Eso se traduce en revisar <strong>Uw</strong>, permeabilidad al aire, tipo de vidrio, rotura de puente térmico, sellados y correcta puesta en obra.

Lo que no debes olvidar

  • Si la reforma afecta a la envolvente, no vale mirar solo el material del perfil; el vidrio y el montaje mandan mucho.

  • En calles ruidosas de Madrid, el DB HR puede ser tan importante como el DB HE.

  • Si hay persianas, cajón o encuentros malos, puedes perder gran parte del rendimiento aunque la ventana sea buena.

Consejo práctico

Si cambias ventanas en Madrid, la norma que más pesa casi siempre es DB HE, y después DB HR si hay ruido exterior significativo; DB HS 1 aparece cuando hay riesgo de humedad o filtraciones

Conclusión final

Si tuviera que resumirlo sin adornos, diría esto: para una gran parte de viviendas de la Comunidad de Madrid, las ventanas de PVC ofrecen una respuesta más sencilla y eficaz cuando el objetivo principal es mejorar aislamiento térmico y confort acústico sin complicar de más la solución. El aluminio sigue siendo una opción magnífica cuando se necesita más rigidez, grandes dimensiones o una configuración concreta, pero exige afinar mucho más el sistema para no quedarse corto en aislamiento. Ni el PVC es milagroso ni el aluminio es un error. Lo que sí es un error es comprar por moda, por estética o por precio sin estudiar la fachada, el ruido, el cajón de persiana, la orientación y la forma de instalar. En Madrid, una ventana se elige con cabeza o se sufre durante años.

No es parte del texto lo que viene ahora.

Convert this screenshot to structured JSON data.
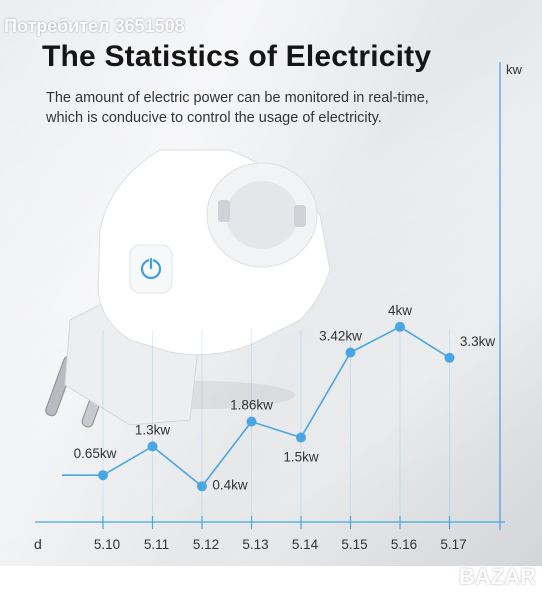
{
  "watermark_top": "Потребител 3651508",
  "watermark_bottom": "BAZAR",
  "header": {
    "title": "The Statistics of Electricity",
    "subtitle_line1": "The amount of electric power can be monitored in real-time,",
    "subtitle_line2": "which is conducive to control the usage of electricity."
  },
  "colors": {
    "line": "#4aa6e2",
    "axis": "#4aa6e2",
    "label": "#333333",
    "plug_body": "#ffffff",
    "button_ring": "#3da0e0"
  },
  "icons": {
    "power_button": "power-icon"
  },
  "chart_data": {
    "type": "line",
    "title": "",
    "xlabel": "d",
    "ylabel": "kw",
    "categories": [
      "5.10",
      "5.11",
      "5.12",
      "5.13",
      "5.14",
      "5.15",
      "5.16",
      "5.17"
    ],
    "values": [
      0.65,
      1.3,
      0.4,
      1.86,
      1.5,
      3.42,
      4,
      3.3
    ],
    "point_labels": [
      "0.65kw",
      "1.3kw",
      "0.4kw",
      "1.86kw",
      "1.5kw",
      "3.42kw",
      "4kw",
      "3.3kw"
    ],
    "grid": true
  }
}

Elegir entre ventanas de PVC o ventanas de aluminio en Madrid no debería depender de modas ni de argumentos de exposición. Debería depender de cómo vive esa vivienda el frío, el calor, el ruido y el uso diario. El PVC suele dar más facilidad para lograr buen aislamiento térmico y un confort muy agradecido en pisos habituales. El aluminio puede ser excelente, sobre todo en grandes huecos o soluciones más exigentes, pero necesita un nivel técnico real para rendir como se espera. En ambos casos, el vidrio, la estanqueidad, el cajón de persiana y la instalación mandan muchísimo. Si el conjunto está bien resuelto, notarás la mejora. Si se abarata donde no se ve, acabarás pagando la diferencia en incomodidad, consumo y problemas de ajuste.